By comparing James and another piece of wisdom literature, students begin to see the literary and thematic elements that characterize Jewish wisdom traditions (as well as other ancient wisdom traditions, see text p. 453). At the same time, students may hear echoes of Jesus’s teachings in the wisdom literature, demonstrating that neither James nor Jesus can be understood apart from the culture and thinking of their times. The teachings of both men fit neatly (although certainly not completely) into Jewish wisdom traditions.

2. Friendship with the World

In addition to wisdom traditions, James also contains prophetic material. A key phrase from the Jewish prophetic tradition occurs in James and requires special attention to the ancient prophetic context to make sense of the passage. James 4:4 literally reads “Adulteresses! Do you not know that friendship with the world is enmity with God?” The NRSV translates the feminine noun “adulterers.” Why does James use this word, and why the plural feminine form?

After posing this question and entertaining guesses, have students read Hosea chapters 3–4. In these chapters, God commands the prophet Hosea to live out a divine judgment against Israel. Hosea is to marry an “adulteress” to demonstrate to Israel how God’s people have committed adultery against God through their unfaithfulness and turning to idols and false gods (understood as lovers) and by “swearing, lying, and murder, and stealing and adultery” (Hosea 4:2). In other words, unfaithfulness to God (idolatry as adultery) is not only about the people’s relationship to God, it is also about the ways in which they treat one another.

How does this more complete understanding of the prophetic accusation “Adulteresses!” help us to understand James’s point about faith and works in the letter?

Rationale

Biblical material, like all ancient writing, is difficult to comprehend because it assumes a different sociocultural and historical context than we, or our students, live in.
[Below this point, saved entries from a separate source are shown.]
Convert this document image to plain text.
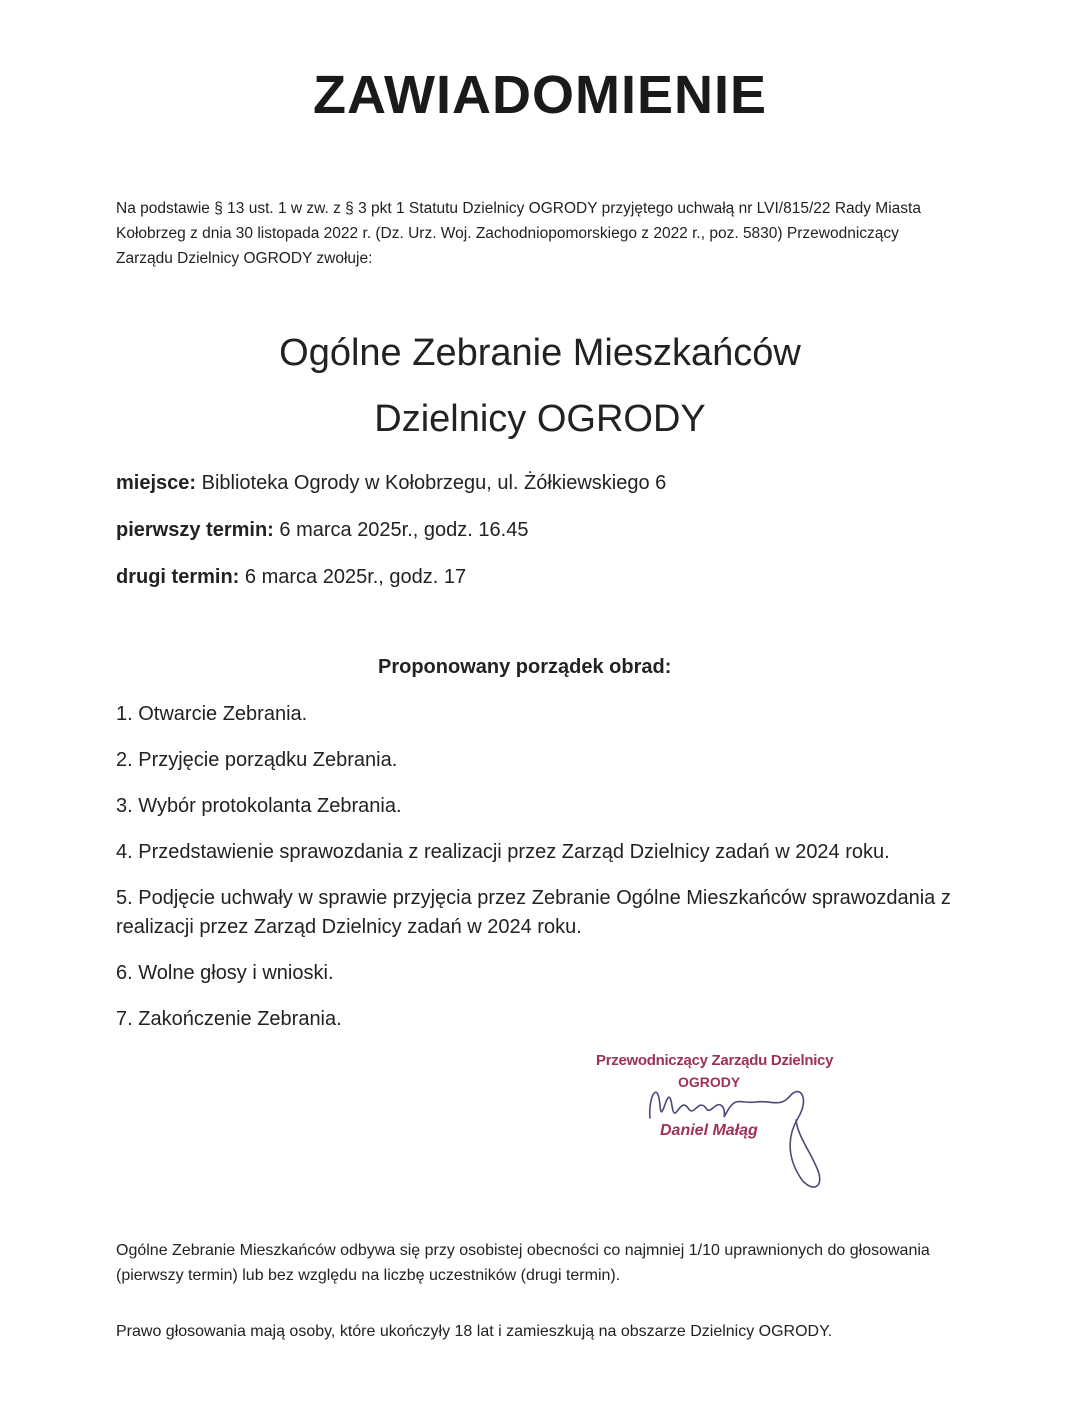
ZAWIADOMIENIE
Na podstawie § 13 ust. 1 w zw. z § 3 pkt 1 Statutu Dzielnicy OGRODY przyjętego uchwałą nr LVI/815/22 Rady Miasta Kołobrzeg z dnia 30 listopada 2022 r. (Dz. Urz. Woj. Zachodniopomorskiego z 2022 r., poz. 5830) Przewodniczący Zarządu Dzielnicy OGRODY zwołuje:
Ogólne Zebranie Mieszkańców
Dzielnicy OGRODY
miejsce: Biblioteka Ogrody w Kołobrzegu, ul. Żółkiewskiego 6
pierwszy termin: 6 marca 2025r., godz. 16.45
drugi termin: 6 marca 2025r., godz. 17
Proponowany porządek obrad:
1. Otwarcie Zebrania.
2. Przyjęcie porządku Zebrania.
3. Wybór protokolanta Zebrania.
4. Przedstawienie sprawozdania z realizacji przez Zarząd Dzielnicy zadań w 2024 roku.
5. Podjęcie uchwały w sprawie przyjęcia przez Zebranie Ogólne Mieszkańców sprawozdania z realizacji przez Zarząd Dzielnicy zadań w 2024 roku.
6. Wolne głosy i wnioski.
7. Zakończenie Zebrania.
Przewodniczący Zarządu Dzielnicy
OGRODY
Daniel Małąg
Ogólne Zebranie Mieszkańców odbywa się przy osobistej obecności co najmniej 1/10 uprawnionych do głosowania (pierwszy termin) lub bez względu na liczbę uczestników (drugi termin).
Prawo głosowania mają osoby, które ukończyły 18 lat i zamieszkują na obszarze Dzielnicy OGRODY.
This passage in James confronts students with their assumptions and challenges them to look carefully into a writing’s own world for deeper, more correct understanding. Because the passage is short, it also quickly yields the rewards of contextualizing an ancient phrase.

3. Sim City

Have students (in small groups) write “An ethic according to James.” They could use the form of a civic constitution (the rules of Sim City) or the Ten Commandments (“thou shalt not . . .”). Is this ethic applicable outside of a Christian community? Why or why not? Could James’s ethic be used to form the basis of a utopian society? Why or why not?

Rationale

One purpose of ancient letters, particularly those written to communities, was to foster a particular identity among the hearers. This exercise invites students to move from reading the letter as advice to imagining what kind of community, and in what kinds of situations, this advice would create.


Discussion Prompts

  1. Compare James to Jesus’ Sermon on the Mount in Matthew 5–7 or Luke’s Sermon on the Plain in Luke 6:17–49. Do Jesus and James seem to be “brothers” in their wisdom teachings?
  2. How does the ideal community that James imagines reflect the character of God he describes?
  3. How does James’s attitude toward the rich and the poor reflect the historical situation in Jerusalem and Palestine from 60–70 CE?
  4. Latin American Liberation Theology, a movement of catholic priests, lay leaders, and poor farmers in the 1970s and 1980s, embraced James’s letter. (To illustrate this point, you could show a 15-minute clip from the film Romero, the story of Archbishop Romero’s work among the poor in El Salvador and his consequent assassination.) What kind of “liberation” or “salvation” does this letter depict or encourage?